Hello fellas,
A week ago I made another post regarding an error I was getting while I was trying to run BBDuk on a number of fastq files. In that case, there were lines that miss the "+" char.
After looking a bit more I found the following:
Not only there are records that miss the "+" char but also records that miss the "@" char. And moreover there are also mismatches in the lengths of sequence and quality values for specific records.
I assume that maybe all these are fixable with a script but my question is, can we trust these files? Is it worth spending time and effort to fix them?
Thanking you in advance!
Its not my data. An external researcher is visiting and she wanted from us to do some bioinformatics... The samples were not sequenced by us but by her institution.
Then tell her to bring proper data. In the lab you also don't use buffers with mold growing in it, and in bioinformatics we don't start with corrupted data. Just my take on that...
I'd have to agree there... while you can generally recover a fastq to the point that it is spec-compliant, you don't know how or why the file was corrupted. So, perhaps, two programs were writing to the same file at the same time. In that case, half of your reads might be from the wrong experiment, and thus any conclusion you draw would be false.

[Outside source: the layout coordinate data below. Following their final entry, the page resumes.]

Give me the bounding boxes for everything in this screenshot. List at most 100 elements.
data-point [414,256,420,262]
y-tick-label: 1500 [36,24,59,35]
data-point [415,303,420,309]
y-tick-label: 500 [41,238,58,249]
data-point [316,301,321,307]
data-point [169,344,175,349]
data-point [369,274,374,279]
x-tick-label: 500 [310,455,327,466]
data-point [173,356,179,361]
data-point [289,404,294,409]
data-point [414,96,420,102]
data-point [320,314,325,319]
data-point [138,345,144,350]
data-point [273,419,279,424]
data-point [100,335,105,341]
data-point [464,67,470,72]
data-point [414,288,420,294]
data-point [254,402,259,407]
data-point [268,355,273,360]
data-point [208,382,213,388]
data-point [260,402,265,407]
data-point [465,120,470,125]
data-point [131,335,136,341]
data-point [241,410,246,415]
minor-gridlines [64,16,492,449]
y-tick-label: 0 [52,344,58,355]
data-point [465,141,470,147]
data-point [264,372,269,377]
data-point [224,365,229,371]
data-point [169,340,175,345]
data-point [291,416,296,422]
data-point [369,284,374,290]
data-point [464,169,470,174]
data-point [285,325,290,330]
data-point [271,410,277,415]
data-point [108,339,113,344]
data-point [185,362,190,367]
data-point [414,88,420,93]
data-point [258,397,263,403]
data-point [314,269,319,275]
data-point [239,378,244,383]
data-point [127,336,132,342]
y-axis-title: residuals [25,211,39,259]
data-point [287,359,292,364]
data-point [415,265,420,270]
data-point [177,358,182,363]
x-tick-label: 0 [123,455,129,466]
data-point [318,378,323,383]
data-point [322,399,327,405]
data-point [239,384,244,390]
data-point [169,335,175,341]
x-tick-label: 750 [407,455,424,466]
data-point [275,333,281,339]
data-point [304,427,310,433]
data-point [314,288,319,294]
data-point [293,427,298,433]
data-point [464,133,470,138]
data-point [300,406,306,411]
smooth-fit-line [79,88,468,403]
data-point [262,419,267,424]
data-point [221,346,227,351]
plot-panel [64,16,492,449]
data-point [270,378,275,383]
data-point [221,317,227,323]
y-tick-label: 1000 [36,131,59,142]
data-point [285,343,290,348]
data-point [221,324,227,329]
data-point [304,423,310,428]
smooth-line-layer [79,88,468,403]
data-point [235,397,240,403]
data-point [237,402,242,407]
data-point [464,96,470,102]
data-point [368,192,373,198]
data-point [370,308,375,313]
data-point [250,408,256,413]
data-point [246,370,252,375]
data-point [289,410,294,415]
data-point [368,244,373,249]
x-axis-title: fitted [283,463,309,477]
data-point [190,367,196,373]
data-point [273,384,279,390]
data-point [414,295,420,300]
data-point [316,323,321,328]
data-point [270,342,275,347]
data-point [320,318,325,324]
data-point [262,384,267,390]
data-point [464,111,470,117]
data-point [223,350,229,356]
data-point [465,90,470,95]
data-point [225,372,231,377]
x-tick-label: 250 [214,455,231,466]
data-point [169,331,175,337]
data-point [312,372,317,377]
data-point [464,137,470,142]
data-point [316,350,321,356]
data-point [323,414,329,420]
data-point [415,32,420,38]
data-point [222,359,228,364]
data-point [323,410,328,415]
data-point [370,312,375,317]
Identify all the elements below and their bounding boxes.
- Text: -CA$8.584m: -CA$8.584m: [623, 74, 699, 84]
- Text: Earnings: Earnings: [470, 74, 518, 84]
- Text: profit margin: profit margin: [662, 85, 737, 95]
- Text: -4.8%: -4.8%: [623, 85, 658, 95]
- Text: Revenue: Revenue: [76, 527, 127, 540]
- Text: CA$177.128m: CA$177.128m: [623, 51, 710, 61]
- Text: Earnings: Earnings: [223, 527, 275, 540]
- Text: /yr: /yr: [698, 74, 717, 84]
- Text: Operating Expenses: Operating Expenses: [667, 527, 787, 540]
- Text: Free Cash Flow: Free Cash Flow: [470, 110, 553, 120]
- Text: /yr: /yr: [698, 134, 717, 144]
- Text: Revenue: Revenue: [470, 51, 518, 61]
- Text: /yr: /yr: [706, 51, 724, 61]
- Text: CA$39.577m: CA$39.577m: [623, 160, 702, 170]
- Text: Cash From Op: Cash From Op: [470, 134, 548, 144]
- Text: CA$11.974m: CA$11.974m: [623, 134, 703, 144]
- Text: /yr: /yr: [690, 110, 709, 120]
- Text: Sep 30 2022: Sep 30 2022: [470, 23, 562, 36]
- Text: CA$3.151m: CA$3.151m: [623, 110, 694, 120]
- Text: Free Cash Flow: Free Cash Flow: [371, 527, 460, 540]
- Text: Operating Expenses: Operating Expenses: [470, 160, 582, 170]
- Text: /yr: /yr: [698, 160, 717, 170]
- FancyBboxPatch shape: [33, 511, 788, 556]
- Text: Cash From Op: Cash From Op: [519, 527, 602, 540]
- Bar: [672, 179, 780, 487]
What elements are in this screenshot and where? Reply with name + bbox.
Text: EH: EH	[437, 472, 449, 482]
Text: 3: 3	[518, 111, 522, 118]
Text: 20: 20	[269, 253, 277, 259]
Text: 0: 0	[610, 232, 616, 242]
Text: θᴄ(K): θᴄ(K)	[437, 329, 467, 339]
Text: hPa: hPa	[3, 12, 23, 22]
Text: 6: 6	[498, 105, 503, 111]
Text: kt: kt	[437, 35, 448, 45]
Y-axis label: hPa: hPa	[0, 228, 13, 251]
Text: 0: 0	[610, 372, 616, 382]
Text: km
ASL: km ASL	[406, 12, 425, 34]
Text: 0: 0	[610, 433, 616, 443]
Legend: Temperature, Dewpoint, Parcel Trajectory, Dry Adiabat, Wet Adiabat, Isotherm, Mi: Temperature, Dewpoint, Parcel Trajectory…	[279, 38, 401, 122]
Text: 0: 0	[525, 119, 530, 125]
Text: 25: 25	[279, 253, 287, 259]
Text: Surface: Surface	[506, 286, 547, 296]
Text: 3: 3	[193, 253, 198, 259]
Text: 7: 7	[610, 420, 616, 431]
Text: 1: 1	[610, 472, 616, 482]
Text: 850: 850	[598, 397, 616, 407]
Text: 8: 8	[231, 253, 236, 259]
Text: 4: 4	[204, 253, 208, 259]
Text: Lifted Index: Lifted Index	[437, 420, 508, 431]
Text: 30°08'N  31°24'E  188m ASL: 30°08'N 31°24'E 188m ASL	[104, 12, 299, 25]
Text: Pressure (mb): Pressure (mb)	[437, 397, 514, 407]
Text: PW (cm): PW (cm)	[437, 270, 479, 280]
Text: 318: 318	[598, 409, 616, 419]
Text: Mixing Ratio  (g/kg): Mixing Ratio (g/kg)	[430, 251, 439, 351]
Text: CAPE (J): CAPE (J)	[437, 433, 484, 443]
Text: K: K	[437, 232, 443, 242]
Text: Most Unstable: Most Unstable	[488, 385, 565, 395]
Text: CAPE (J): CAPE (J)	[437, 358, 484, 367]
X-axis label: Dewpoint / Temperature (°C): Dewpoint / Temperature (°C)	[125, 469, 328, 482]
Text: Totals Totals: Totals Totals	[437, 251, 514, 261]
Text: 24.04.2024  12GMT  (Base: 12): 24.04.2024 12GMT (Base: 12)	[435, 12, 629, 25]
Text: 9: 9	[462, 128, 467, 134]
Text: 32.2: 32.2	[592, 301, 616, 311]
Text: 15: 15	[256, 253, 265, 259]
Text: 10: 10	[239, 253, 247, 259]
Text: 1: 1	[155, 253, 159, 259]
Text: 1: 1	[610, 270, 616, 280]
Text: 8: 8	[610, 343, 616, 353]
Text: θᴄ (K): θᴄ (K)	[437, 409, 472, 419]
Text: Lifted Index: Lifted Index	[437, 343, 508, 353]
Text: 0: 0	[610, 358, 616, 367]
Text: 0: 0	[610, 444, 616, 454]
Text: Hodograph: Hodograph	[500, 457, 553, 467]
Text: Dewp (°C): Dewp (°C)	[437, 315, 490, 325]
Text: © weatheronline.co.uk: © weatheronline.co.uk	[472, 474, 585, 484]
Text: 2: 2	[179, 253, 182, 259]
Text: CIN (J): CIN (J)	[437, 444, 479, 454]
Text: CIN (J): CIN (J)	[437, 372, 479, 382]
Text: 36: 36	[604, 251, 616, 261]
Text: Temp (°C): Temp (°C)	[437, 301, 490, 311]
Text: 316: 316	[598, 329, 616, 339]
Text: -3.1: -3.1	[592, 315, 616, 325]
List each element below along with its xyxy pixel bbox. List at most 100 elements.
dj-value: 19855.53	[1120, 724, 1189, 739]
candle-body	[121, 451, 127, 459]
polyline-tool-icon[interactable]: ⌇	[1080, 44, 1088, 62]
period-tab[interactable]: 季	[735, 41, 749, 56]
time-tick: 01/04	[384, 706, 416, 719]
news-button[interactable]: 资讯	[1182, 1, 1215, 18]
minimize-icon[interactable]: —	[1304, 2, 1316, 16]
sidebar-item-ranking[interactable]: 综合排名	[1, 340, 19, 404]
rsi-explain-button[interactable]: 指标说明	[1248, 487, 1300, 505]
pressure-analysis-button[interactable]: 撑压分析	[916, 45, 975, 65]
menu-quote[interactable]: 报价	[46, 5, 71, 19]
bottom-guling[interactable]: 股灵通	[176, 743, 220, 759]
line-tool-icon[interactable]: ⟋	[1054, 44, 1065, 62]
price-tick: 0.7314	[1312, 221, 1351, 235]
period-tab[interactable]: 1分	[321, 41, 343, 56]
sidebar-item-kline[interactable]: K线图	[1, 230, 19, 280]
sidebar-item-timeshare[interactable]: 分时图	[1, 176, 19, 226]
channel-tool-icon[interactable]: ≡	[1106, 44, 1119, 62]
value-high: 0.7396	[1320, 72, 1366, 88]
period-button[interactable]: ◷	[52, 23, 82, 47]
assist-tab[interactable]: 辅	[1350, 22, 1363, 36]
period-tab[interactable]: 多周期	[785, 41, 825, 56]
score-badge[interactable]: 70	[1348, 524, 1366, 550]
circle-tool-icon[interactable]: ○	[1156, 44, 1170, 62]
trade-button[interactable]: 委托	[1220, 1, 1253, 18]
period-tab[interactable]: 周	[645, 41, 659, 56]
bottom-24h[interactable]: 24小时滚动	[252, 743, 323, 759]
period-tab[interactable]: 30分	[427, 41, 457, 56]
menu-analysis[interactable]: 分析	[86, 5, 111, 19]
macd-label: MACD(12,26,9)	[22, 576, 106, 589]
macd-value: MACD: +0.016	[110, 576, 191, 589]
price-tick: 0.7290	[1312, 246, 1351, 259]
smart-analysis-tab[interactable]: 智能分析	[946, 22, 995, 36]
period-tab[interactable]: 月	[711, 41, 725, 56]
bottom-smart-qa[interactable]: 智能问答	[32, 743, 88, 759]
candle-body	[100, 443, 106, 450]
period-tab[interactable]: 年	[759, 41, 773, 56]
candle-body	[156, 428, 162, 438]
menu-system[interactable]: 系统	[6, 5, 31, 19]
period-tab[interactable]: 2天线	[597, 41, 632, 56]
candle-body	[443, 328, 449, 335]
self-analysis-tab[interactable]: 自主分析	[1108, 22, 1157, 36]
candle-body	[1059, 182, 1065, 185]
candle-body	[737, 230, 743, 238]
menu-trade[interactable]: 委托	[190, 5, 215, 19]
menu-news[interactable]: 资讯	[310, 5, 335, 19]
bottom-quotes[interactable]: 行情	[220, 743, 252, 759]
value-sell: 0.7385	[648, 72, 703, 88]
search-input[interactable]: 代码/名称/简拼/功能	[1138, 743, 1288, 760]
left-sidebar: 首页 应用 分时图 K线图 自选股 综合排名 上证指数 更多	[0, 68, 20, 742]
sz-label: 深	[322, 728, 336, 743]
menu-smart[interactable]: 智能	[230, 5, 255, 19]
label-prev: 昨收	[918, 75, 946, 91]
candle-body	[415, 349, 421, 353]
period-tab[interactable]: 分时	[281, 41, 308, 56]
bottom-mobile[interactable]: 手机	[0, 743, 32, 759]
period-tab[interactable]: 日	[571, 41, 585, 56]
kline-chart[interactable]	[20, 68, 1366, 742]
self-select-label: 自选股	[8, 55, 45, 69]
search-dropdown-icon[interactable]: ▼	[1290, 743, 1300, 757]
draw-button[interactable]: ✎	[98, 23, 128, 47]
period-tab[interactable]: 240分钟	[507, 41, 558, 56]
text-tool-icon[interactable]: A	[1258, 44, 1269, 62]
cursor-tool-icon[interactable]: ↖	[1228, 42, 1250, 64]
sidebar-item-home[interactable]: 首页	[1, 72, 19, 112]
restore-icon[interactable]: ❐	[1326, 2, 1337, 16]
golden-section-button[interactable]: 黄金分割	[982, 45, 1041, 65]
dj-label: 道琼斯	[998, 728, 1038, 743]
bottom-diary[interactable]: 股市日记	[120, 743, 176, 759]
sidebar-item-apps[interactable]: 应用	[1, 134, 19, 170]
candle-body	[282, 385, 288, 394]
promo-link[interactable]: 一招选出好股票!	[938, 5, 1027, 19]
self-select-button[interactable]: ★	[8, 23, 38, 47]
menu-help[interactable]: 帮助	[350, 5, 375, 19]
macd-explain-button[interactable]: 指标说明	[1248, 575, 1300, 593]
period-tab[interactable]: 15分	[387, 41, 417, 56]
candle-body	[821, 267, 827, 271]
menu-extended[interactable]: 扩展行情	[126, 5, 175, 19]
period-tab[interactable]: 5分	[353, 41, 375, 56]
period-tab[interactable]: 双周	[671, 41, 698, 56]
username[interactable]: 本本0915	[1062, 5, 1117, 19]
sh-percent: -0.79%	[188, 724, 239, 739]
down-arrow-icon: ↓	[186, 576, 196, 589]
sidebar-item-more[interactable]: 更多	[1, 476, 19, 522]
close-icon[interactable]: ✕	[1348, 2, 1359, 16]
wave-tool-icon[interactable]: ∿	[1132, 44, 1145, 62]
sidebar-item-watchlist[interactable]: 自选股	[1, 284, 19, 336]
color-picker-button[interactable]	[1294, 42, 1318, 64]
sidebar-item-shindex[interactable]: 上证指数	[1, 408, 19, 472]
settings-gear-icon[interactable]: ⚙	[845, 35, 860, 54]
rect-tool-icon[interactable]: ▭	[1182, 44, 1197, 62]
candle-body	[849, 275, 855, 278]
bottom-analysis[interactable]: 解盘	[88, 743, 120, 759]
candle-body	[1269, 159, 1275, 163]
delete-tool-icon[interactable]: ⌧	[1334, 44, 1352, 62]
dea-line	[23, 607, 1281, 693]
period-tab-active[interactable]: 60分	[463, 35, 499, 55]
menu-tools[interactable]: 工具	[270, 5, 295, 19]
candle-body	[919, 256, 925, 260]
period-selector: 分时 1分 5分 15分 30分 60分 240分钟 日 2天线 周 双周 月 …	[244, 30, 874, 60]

perhaps ask her about the origin of the data, how was the data postprocessed
FASTQ data is a bit more resilient than other types of data as each sequence is on a separate line, and a corrupted line does not affect all the rest,
in the end only the sequence is important, all the other header and qualities are not all that relevant
sometimes salvaging a hopeless data can make you feel like a hero, I like to feel like a hero
Thanks for the feedback fellas! I agree with the aforementioned!